Example: I am working on a function, let's call it f7(), that requires a certain environment. The environment is built in another script (file), say, env1.py. After env1.py has been run, I can built on all imported modules, defined functions and assigned variables, when working at the command line of IDLE. But I cannot run another file, where my f7() resides! I would have to redefine f7() at the interpreter's command line. Which I of course do not do, because f7() is very lengthy. The only thing that remains is to include f7() in env1.py. And restart it after every change to f7(). As a consequence, I have to wait each time until env1.py has finished. Which is a waste of time, because every time it runs, it does the same. I only change f7()...
Can I tell IDLE not to restart (clean environment) each time I run a module (file) in IDLE? If not, what alternatives to IDLE are capable of something like this?? It seems IDLE behaves the same on Windows, Ubuntu, Raspbian. I am using Python 3.X on each of these systems.
I am not aware that IDLE ever didn't restart when running a editor file, so that would have to have been several years ago. I will think about it as a new feature though.

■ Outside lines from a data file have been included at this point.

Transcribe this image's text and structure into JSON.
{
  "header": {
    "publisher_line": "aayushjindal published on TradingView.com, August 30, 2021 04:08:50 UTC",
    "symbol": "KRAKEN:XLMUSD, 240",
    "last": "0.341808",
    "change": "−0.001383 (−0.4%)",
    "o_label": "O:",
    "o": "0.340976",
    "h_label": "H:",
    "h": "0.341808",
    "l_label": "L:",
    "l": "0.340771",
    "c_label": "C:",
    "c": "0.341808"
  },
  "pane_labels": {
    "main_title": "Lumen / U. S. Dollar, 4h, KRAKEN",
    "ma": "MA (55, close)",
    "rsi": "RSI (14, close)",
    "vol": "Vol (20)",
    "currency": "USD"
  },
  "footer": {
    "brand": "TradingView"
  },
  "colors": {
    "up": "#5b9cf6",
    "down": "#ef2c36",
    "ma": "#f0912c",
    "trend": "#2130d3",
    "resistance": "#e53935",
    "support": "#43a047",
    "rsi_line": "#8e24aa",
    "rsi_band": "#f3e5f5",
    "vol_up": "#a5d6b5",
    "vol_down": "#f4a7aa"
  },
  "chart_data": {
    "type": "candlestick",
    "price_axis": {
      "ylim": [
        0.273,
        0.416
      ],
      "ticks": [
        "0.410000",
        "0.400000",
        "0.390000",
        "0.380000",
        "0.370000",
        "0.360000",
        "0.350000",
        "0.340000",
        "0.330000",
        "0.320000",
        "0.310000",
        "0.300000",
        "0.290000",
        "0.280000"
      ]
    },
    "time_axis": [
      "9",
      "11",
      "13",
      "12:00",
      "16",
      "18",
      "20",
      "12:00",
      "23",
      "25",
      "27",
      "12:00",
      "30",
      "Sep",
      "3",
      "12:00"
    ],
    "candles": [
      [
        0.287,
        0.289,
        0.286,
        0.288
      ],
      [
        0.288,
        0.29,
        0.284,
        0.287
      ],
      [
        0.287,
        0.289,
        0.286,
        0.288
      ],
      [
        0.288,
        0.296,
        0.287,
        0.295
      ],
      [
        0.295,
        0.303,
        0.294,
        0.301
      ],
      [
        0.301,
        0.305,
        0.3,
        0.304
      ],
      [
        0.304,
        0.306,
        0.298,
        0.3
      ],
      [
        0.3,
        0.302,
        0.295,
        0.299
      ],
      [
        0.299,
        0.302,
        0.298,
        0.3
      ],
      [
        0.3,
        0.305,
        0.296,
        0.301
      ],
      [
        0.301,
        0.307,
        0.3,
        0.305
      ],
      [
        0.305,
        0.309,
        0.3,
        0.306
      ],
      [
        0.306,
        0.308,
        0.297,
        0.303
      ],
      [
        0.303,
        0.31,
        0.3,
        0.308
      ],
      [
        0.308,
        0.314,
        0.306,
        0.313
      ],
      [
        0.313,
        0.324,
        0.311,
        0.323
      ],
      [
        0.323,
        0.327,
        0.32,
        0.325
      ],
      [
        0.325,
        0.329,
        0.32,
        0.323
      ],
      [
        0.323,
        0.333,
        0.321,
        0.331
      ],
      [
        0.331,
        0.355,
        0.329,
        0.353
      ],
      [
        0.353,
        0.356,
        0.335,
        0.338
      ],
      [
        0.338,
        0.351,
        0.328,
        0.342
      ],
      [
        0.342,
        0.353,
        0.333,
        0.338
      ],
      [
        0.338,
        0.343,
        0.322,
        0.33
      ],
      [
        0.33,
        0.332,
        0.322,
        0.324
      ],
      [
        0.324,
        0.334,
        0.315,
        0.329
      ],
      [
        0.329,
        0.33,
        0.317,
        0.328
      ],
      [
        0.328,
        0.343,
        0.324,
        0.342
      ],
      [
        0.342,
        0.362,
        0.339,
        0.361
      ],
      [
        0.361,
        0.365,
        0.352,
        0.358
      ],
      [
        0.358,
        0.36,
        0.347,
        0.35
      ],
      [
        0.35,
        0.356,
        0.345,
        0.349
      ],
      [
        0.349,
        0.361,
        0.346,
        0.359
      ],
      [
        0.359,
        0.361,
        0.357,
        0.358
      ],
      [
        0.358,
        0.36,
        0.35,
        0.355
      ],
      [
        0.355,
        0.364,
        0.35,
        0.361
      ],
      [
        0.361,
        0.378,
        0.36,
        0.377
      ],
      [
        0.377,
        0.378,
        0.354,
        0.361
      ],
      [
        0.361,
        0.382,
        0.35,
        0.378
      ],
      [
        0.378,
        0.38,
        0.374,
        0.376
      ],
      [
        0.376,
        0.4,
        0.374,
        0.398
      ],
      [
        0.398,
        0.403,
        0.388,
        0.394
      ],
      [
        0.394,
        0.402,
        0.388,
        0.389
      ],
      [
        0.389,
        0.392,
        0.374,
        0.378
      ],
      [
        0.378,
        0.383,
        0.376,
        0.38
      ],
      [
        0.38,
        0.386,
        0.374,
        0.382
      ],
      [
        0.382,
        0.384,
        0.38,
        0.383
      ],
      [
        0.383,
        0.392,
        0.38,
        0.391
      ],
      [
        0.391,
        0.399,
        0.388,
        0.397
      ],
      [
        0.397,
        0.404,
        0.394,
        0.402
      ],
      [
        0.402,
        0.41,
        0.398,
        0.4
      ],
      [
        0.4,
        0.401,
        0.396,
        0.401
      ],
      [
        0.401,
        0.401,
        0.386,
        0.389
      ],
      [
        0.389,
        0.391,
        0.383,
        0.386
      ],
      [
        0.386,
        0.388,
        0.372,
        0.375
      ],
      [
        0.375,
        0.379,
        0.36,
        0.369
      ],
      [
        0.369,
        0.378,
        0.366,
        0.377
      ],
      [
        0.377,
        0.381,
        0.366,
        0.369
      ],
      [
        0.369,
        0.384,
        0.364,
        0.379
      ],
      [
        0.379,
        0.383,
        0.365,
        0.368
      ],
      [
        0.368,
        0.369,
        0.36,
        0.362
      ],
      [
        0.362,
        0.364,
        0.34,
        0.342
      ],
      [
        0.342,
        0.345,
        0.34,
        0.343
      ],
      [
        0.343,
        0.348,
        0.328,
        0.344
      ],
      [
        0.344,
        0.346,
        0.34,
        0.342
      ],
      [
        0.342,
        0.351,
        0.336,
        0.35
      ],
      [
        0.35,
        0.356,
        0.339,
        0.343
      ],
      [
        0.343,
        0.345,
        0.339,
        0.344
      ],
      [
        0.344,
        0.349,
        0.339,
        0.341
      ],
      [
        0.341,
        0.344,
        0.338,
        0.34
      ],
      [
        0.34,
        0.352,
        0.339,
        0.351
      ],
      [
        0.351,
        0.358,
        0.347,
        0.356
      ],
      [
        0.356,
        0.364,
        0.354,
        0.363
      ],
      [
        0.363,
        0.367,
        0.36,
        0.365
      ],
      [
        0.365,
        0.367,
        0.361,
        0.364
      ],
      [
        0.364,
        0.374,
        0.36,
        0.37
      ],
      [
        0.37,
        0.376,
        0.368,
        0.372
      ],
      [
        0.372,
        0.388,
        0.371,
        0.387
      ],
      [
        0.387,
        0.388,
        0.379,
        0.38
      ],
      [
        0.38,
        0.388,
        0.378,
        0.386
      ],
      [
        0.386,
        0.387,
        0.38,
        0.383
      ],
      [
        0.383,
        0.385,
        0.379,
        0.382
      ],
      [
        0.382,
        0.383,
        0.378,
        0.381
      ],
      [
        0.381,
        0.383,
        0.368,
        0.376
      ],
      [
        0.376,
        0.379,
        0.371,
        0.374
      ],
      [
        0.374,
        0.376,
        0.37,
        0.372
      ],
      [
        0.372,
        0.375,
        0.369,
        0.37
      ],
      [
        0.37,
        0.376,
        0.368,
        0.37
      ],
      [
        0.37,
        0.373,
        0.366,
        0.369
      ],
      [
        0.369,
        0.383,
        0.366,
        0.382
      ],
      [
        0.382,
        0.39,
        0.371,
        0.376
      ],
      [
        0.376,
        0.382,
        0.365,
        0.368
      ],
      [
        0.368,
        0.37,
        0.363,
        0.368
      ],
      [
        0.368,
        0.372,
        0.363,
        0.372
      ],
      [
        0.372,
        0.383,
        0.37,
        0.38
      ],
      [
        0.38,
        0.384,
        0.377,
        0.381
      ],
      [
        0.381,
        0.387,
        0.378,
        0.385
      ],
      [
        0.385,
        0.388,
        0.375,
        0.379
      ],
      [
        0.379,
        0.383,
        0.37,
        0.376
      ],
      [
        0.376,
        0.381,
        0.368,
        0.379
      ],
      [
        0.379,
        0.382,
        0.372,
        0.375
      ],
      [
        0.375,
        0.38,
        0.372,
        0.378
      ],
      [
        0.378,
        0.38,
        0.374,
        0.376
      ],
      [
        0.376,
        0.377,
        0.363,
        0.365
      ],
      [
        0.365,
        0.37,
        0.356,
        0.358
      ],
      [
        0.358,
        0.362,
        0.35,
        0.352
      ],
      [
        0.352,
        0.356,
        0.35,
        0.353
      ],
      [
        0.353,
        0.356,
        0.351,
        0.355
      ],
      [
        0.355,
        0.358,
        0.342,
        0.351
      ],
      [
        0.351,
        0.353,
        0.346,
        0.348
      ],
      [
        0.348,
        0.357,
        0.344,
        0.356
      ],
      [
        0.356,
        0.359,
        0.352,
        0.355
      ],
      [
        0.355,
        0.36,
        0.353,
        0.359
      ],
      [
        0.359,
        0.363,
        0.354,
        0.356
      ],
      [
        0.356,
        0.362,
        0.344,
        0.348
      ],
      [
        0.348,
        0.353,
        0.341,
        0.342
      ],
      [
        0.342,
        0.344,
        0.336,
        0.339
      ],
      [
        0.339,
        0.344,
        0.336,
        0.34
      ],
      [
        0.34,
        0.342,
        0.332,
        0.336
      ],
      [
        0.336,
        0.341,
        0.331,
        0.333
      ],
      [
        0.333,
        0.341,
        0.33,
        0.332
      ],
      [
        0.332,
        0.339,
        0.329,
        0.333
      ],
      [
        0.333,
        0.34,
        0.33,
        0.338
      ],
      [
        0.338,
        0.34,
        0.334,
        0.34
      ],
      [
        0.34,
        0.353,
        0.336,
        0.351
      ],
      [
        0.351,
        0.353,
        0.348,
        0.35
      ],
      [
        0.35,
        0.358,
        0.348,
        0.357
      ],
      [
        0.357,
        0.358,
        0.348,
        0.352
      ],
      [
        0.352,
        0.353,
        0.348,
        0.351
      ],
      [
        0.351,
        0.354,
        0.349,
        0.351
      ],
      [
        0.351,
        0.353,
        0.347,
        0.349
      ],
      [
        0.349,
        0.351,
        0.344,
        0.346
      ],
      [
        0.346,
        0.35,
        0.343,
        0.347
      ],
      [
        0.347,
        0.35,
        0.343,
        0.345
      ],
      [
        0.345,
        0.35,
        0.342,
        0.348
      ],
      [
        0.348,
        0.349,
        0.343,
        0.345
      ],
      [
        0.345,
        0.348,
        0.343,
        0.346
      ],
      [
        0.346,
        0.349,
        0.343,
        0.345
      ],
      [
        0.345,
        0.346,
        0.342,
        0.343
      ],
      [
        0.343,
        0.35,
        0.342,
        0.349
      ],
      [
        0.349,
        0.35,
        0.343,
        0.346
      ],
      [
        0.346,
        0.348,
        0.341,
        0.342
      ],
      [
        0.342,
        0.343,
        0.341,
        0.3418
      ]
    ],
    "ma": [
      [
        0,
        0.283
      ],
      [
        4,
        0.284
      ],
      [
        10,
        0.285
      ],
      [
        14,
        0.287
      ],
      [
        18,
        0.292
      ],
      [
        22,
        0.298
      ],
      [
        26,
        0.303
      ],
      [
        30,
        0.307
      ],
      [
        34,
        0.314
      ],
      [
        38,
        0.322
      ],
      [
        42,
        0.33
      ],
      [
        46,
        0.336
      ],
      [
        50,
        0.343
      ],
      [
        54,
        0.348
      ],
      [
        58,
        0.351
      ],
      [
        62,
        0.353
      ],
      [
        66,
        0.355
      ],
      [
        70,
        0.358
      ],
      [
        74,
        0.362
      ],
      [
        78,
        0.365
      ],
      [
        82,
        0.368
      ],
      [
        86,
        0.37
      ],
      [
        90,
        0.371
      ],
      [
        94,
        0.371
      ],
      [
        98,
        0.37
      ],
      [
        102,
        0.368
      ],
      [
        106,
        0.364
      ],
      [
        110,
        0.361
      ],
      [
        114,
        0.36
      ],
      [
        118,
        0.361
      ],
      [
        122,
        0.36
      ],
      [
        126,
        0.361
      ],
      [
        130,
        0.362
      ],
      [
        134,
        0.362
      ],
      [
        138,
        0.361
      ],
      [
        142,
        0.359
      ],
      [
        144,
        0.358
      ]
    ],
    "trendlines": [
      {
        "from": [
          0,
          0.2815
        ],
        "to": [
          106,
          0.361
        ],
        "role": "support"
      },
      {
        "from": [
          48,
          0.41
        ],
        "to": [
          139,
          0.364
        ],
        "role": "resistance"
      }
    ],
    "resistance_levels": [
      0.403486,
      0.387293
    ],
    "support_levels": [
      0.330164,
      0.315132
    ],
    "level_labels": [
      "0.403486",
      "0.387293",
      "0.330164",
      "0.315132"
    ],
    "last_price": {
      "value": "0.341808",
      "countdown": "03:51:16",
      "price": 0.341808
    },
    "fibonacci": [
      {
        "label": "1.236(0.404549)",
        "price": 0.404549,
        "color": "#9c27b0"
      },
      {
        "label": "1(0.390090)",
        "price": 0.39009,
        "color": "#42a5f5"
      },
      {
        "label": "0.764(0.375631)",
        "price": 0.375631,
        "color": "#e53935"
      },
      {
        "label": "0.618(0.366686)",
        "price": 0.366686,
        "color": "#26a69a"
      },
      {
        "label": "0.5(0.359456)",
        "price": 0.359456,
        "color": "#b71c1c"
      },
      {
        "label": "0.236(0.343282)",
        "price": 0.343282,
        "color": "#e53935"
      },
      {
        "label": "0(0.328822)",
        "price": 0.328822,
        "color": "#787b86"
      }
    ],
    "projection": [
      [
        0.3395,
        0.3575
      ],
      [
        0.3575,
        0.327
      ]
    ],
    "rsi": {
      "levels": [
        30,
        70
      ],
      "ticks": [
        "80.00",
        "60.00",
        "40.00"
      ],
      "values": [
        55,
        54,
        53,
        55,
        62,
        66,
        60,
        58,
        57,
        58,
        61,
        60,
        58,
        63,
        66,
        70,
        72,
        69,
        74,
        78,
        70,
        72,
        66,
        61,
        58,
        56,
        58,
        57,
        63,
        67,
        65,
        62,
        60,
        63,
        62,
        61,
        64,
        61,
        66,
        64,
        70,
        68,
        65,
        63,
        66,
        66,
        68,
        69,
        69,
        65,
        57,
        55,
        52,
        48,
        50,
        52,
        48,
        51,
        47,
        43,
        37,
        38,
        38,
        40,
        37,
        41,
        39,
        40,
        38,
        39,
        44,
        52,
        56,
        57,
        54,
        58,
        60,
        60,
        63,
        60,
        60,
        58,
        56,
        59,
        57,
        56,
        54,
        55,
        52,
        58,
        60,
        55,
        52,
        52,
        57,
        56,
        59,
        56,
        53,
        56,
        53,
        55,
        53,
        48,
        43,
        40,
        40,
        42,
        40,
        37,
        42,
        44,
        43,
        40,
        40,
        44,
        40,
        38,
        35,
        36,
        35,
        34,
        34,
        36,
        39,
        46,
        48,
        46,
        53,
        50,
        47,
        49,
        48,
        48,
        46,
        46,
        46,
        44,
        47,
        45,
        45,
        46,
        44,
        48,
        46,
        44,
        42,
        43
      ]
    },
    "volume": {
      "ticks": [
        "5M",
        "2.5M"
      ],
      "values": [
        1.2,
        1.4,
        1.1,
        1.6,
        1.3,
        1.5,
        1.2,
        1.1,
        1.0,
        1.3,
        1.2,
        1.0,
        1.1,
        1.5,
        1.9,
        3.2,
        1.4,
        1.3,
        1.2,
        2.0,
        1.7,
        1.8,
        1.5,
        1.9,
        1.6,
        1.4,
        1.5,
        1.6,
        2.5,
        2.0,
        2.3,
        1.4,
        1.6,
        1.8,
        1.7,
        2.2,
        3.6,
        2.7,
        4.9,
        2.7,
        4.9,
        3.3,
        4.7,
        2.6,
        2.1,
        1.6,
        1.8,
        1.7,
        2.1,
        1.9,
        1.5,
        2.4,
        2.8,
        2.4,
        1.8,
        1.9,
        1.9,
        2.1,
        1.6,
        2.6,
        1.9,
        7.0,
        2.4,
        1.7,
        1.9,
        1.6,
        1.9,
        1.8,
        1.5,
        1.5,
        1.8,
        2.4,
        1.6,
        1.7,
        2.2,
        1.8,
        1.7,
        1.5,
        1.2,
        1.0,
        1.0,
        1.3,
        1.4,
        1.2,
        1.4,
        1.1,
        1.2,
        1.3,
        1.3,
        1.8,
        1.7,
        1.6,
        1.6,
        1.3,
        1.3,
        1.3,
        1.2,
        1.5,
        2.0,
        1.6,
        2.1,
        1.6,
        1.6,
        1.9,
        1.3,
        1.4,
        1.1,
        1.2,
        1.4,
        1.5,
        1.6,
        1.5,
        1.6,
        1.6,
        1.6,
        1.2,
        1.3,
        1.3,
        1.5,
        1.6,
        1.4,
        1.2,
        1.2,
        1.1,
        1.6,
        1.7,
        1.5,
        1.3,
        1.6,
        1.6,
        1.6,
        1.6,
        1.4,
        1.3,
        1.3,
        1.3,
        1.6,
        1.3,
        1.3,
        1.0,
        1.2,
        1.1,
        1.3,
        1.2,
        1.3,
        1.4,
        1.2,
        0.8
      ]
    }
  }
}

In the meanwhile, you can do this for the specific scenario you gave. Load env1.py into an editor window and run it. When
>>>
appears, enter or paste the def statement for f7 and run it. (Paste after loading the file with f7 and copy.) Test by calling f7. To edit the definition of f7, recall it to the current>>>
line. Either click on the previous definition and hitEnter
or use the history keyboard shortcuts (for me on Windows, Alt-P for Previous, Alt-N for Next). In either case, edit and re-run. Do the same with test statements. I recall and edit statements routinely.